Anveo used to forward SMS to T-Mobile numbers but stopped last year (due to T-Mobile+TCR).
Basically just get an old android phone, put a prepaid SIM in it, and leave it charging at home somewhere. The app will forward calls/texts to any other number(s) you choose.
My phone # is a VoIP that forwards to my T-Mobile cell. SMS stopped reaching my phone because T-Mobile silently dropped them. I now forward them to my AT&T # (as long as I can) and to my email.
TCR explainer: The Campaign Registry is an industry-led effort to reduce spam, mostly spearheaded by T-Mobile. It isn't fully baked and is far too simplistically implemented.
It is supposed to (only) apply to SMS originating from biz. However, it is a wide and leaky net that captures both more and less than it should.
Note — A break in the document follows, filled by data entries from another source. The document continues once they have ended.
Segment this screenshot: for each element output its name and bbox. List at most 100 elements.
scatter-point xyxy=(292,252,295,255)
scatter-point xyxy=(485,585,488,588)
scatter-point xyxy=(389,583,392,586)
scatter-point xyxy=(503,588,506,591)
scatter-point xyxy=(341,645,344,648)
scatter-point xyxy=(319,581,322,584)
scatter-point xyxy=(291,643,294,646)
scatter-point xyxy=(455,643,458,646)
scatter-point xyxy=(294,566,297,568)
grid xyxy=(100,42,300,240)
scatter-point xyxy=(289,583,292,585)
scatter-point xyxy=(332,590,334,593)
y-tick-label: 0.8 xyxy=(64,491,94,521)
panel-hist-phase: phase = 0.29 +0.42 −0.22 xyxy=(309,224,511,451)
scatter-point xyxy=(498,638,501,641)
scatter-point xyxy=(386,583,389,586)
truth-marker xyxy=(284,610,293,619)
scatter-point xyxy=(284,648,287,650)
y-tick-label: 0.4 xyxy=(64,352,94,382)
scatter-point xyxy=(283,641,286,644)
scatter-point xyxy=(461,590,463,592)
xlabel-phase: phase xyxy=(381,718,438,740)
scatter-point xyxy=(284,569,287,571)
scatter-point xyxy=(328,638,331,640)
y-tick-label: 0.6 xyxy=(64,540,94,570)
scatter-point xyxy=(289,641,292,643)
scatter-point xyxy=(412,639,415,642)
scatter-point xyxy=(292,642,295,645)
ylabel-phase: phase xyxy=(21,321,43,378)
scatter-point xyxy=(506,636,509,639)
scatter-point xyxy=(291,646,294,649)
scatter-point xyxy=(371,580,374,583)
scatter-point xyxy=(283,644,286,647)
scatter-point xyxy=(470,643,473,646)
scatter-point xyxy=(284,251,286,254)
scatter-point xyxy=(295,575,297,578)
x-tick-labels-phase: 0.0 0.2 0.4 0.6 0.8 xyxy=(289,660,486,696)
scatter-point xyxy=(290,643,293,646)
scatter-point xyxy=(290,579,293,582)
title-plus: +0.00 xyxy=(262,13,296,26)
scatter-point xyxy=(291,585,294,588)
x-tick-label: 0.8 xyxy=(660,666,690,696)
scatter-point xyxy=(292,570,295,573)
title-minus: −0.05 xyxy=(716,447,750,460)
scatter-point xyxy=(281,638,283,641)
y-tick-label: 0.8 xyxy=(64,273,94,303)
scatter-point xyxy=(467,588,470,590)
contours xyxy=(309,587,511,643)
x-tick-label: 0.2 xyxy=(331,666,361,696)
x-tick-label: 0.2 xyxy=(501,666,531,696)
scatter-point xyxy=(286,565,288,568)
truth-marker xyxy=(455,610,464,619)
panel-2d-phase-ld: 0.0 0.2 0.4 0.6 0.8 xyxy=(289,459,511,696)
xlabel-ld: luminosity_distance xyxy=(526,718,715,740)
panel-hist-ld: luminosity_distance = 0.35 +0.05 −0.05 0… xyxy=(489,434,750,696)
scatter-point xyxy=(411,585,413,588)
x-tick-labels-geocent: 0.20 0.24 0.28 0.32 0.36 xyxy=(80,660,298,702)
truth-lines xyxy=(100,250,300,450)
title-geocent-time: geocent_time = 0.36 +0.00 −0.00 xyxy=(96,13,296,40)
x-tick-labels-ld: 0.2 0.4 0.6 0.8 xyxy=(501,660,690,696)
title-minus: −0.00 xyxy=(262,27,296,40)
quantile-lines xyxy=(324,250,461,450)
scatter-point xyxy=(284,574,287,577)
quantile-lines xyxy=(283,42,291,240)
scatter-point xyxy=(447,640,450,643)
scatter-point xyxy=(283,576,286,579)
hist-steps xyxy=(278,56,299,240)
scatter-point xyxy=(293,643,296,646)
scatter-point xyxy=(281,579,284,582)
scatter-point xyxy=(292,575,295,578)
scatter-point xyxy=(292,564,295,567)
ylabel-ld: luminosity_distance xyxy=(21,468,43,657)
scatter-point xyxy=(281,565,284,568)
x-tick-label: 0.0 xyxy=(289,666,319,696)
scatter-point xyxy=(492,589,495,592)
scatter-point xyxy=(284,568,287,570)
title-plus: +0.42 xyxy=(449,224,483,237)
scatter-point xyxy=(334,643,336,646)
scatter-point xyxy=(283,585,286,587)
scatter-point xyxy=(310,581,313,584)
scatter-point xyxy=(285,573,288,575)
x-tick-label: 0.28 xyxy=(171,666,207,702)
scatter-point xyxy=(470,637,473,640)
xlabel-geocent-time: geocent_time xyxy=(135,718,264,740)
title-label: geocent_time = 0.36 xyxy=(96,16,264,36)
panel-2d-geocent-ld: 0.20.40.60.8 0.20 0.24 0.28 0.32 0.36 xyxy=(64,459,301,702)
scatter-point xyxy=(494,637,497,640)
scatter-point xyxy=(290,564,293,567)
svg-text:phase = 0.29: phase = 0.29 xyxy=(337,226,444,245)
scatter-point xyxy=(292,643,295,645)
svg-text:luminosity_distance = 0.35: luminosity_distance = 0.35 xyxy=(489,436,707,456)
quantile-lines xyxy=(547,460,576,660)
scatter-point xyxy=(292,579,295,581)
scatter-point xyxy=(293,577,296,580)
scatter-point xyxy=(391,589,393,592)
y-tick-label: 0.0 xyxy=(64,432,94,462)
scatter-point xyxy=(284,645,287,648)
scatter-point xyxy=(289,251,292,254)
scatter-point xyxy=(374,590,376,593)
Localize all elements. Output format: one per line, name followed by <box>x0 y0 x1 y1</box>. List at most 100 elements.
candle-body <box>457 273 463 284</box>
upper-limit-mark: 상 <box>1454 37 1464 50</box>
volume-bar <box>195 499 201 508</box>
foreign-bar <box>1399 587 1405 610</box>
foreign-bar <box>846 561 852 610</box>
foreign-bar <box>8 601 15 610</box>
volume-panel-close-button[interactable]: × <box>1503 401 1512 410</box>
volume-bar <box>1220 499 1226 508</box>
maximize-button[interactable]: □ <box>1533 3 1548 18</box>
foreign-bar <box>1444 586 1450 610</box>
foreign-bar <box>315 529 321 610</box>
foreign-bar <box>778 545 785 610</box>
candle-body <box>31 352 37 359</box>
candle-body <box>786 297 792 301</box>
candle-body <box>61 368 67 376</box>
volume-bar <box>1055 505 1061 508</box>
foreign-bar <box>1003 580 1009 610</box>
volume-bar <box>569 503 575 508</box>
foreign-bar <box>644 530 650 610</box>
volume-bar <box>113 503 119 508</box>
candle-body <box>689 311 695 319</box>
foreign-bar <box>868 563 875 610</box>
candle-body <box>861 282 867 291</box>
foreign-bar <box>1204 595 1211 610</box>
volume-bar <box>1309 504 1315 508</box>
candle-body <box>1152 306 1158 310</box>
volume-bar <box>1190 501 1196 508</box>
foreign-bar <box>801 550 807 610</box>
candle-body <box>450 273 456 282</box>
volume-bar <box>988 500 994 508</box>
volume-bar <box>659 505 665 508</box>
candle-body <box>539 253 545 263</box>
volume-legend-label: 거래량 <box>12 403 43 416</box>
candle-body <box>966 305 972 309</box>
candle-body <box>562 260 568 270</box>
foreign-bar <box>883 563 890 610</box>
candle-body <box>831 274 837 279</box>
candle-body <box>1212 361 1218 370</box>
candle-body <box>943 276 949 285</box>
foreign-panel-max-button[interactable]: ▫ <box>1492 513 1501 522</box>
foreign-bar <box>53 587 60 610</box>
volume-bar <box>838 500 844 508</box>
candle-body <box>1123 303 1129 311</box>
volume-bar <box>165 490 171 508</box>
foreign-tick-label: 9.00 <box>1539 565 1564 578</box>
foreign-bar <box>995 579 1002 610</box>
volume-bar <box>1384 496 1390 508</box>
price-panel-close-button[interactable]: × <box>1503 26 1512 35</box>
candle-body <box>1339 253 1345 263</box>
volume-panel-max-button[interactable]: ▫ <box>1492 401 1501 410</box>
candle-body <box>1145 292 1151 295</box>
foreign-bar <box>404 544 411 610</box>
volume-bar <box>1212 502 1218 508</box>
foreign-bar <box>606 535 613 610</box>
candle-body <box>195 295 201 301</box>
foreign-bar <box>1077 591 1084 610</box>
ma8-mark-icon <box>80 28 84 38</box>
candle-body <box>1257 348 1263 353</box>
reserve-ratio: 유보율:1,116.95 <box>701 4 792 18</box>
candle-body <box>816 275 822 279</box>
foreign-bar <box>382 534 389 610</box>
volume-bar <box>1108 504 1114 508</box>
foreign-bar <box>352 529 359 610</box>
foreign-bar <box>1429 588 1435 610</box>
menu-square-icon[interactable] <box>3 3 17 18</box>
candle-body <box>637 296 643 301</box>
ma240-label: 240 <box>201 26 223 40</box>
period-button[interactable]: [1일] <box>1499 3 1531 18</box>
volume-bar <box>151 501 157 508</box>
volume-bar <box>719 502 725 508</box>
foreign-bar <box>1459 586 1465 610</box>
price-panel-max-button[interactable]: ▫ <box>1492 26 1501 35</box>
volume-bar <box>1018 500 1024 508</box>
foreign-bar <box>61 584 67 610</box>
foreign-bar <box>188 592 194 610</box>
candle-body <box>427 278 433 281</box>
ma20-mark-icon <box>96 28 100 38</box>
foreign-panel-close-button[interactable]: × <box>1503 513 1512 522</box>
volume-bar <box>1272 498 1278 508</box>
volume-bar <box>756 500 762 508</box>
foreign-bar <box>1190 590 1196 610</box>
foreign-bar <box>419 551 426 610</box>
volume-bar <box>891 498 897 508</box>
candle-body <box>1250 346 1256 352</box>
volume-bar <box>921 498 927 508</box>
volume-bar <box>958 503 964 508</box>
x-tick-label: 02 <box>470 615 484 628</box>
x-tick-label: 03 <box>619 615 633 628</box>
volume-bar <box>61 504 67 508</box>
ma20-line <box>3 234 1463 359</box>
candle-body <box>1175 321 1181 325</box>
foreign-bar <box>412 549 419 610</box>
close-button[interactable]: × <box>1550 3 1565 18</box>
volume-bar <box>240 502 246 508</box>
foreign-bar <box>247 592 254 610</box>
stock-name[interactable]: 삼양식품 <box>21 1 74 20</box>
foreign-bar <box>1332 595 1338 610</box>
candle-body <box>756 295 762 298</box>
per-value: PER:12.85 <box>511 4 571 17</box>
SMS from biz that pay/register with the TCR are unfettered; they can mass message. SMS sent from consumers via wireless carriers (like T-Mobile) are similarly unmolested.
But SMS sent from VoIP services (that compete with wireless carriers) get interpreted as biz-originated and get dropped silently.
Past that, another major issue with TCR is that it doesn't meaningfully discriminate between major SMS campaigns and the most minimal+routine SMS usage.
My biz clients provide product support to their customers and a handful of SMS messages may be involved. Even so, they are required to jump thru the same hoops as huge entities that send millions of SMS.
Within that context, I found that registering and working with TCR was so onerous/expensive that we're 1) ignoring it as long as we can and 2) considering workarounds.
If so, I’m guessing a good chunk of the US would pay for an app that silences the notifications and auto-responds STOP.
The TCR is a list that wireless carriers use to decide if they'll let a SMS message proceed or not.
I doubt the message itself indicates that it was weighed against the TCR list (it would require modifying the message).